The use of bifurcation theory then means that it is possible to analyze the landing gear stability over a range of operational parameters without running time simulations. Thus we are able to substitute a traditional trial & error approach to a more systematic one. Moreover, the exact shimmy boundary of a landing gear can be found in the parameter space of forward velocity and vertical load.
The simulations are performed in terms of 1-parameter bifurcation analysis. The landing gear model used is based on the nose landing gear of a typical fighter aircraft, and is shown in Figure 1.
The Hopf bifurcation points (HB) (here is an example of an HB which is similar to a landing gear shimmy), which characterize the stability change in the system, are determined.
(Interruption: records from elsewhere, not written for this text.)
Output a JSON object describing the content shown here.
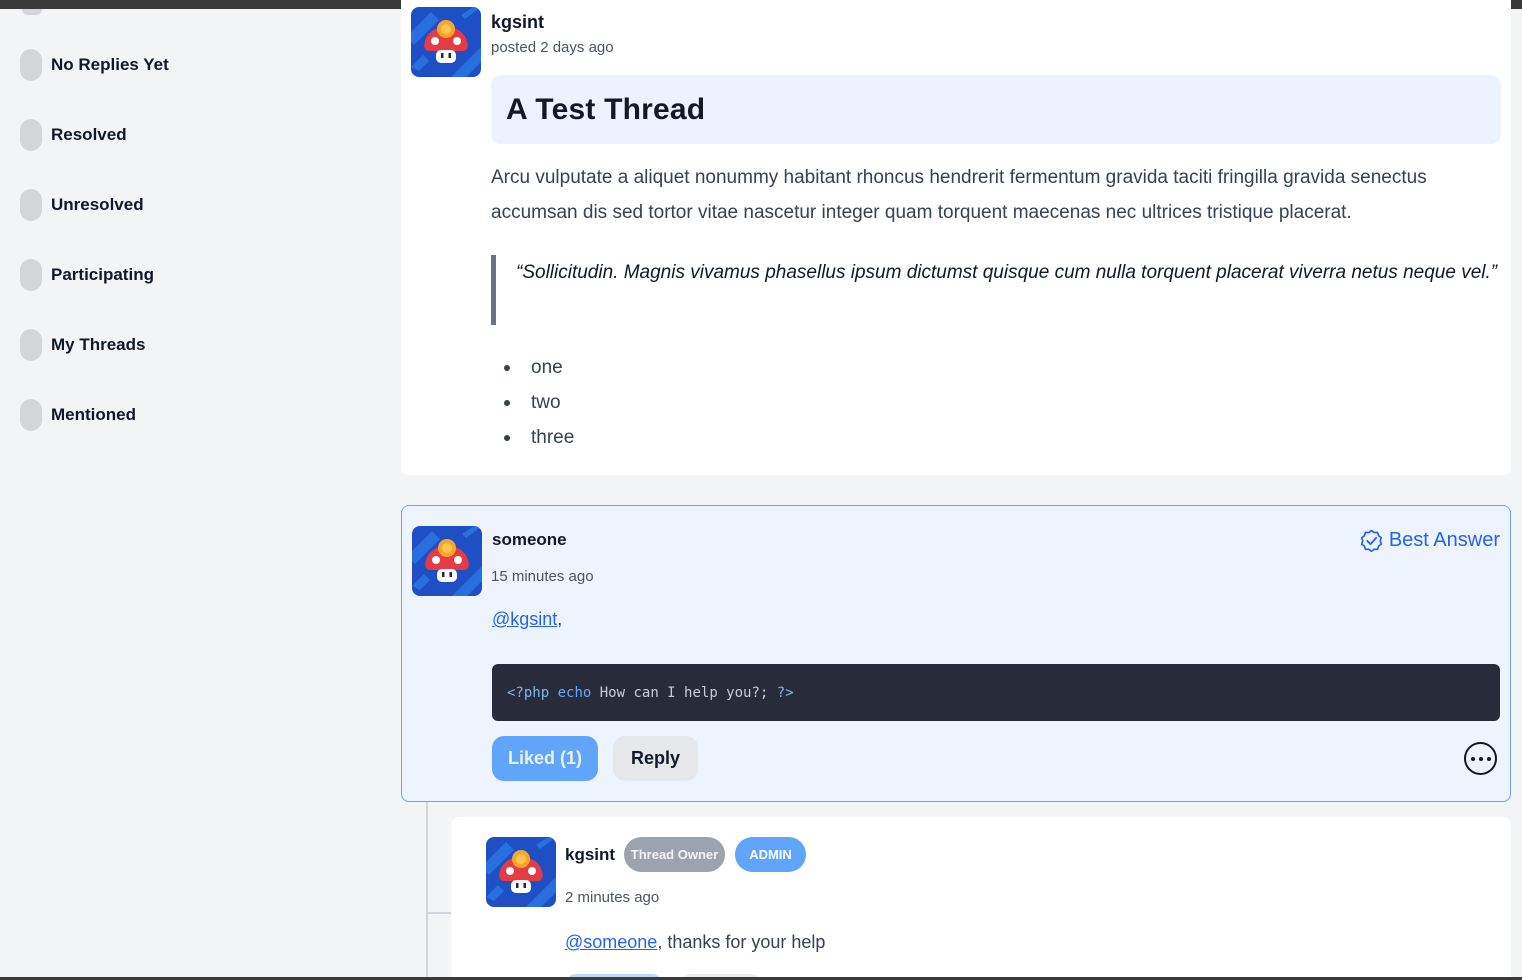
{
  "sidebar": {
    "filters": [
      {
        "label": "No Replies Yet"
      },
      {
        "label": "Resolved"
      },
      {
        "label": "Unresolved"
      },
      {
        "label": "Participating"
      },
      {
        "label": "My Threads"
      },
      {
        "label": "Mentioned"
      }
    ]
  },
  "thread": {
    "author": "kgsint",
    "posted": "posted 2 days ago",
    "title": "A Test Thread",
    "body": "Arcu vulputate a aliquet nonummy habitant rhoncus hendrerit fermentum gravida taciti fringilla gravida senectus accumsan dis sed tortor vitae nascetur integer quam torquent maecenas nec ultrices tristique placerat.",
    "quote": "“Sollicitudin. Magnis vivamus phasellus ipsum dictumst quisque cum nulla torquent placerat viverra netus neque vel.”",
    "list": [
      "one",
      "two",
      "three"
    ]
  },
  "reply": {
    "author": "someone",
    "time": "15 minutes ago",
    "best_answer_label": "Best Answer",
    "mention": "@kgsint",
    "mention_suffix": ",",
    "code": {
      "open_tag": "<?php",
      "keyword": "echo",
      "text": "How can I help you?;",
      "close_tag": "?>"
    },
    "liked_label": "Liked (1)",
    "reply_label": "Reply"
  },
  "nested_reply": {
    "author": "kgsint",
    "owner_badge": "Thread Owner",
    "admin_badge": "ADMIN",
    "time": "2 minutes ago",
    "mention": "@someone",
    "text": ", thanks for your help"
  },
  "colors": {
    "accent": "#2563eb",
    "liked_button": "#60a5fa",
    "reply_highlight_bg": "#edf4fd",
    "code_bg": "#282c3a"
  },
  "icons": {
    "avatar": "mushroom-avatar-icon",
    "best_answer": "check-badge-icon",
    "more": "ellipsis-circle-icon"
  }
}
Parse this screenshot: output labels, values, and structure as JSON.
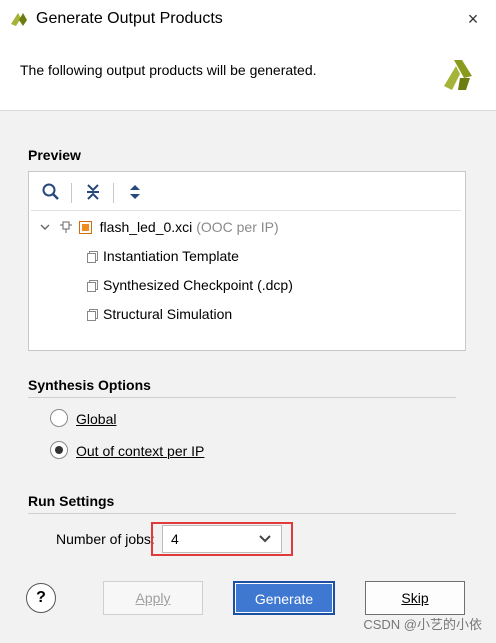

An example can be seen in Figure 2, where the solid and dashed lines show the stable and unstable solutions, respectively.
When all the bifurcation points are connected, a piecewise linear stability boundary is obtained, which is illustrated in Figure 3 with the black line. The red zone corresponds to the unstable domain. Moreover, comparison with time simulations can also be seen in Figure 3.
The stable and unstable points obtained with time simulations are shown with the symbols O and X. When compared to time domain simulations, bifurcation analysis gives a more accurate representation of the stability boundary.
In summary, shimmy is the instability in a system such as landing gear which can cause significant problems and lead to at best passenger discomfort but at worst catastrophic failure of an aircraft. Finding the root cause using standard methodology, be it physical or virtual is often a time-consuming guessing game. But combining physics-based multi-body simulations using Simcenter 3D Motion with bifurcation analysis can not only pinpoint which parameters most influence but also significantly reduce design validation time and positively impact time-to-market of landing gear designs.
The ability to perform bifurcation analyses continues to be an avenue in which our product development team looks to enhance our product in the future.
For more information on the research and the results you can find the information here:
C. J. J. Beckers, A. E. Öngüt, B. Verbeek, R. H. B. Fey, Y. Lemmens, and N. van de Wouw, “Bifurcation analysis of landing gear shimmy using flexible multibody models,” in Proceedings of the 5th Joint International Conference on Multibody System Dynamics, 2018, p. 46.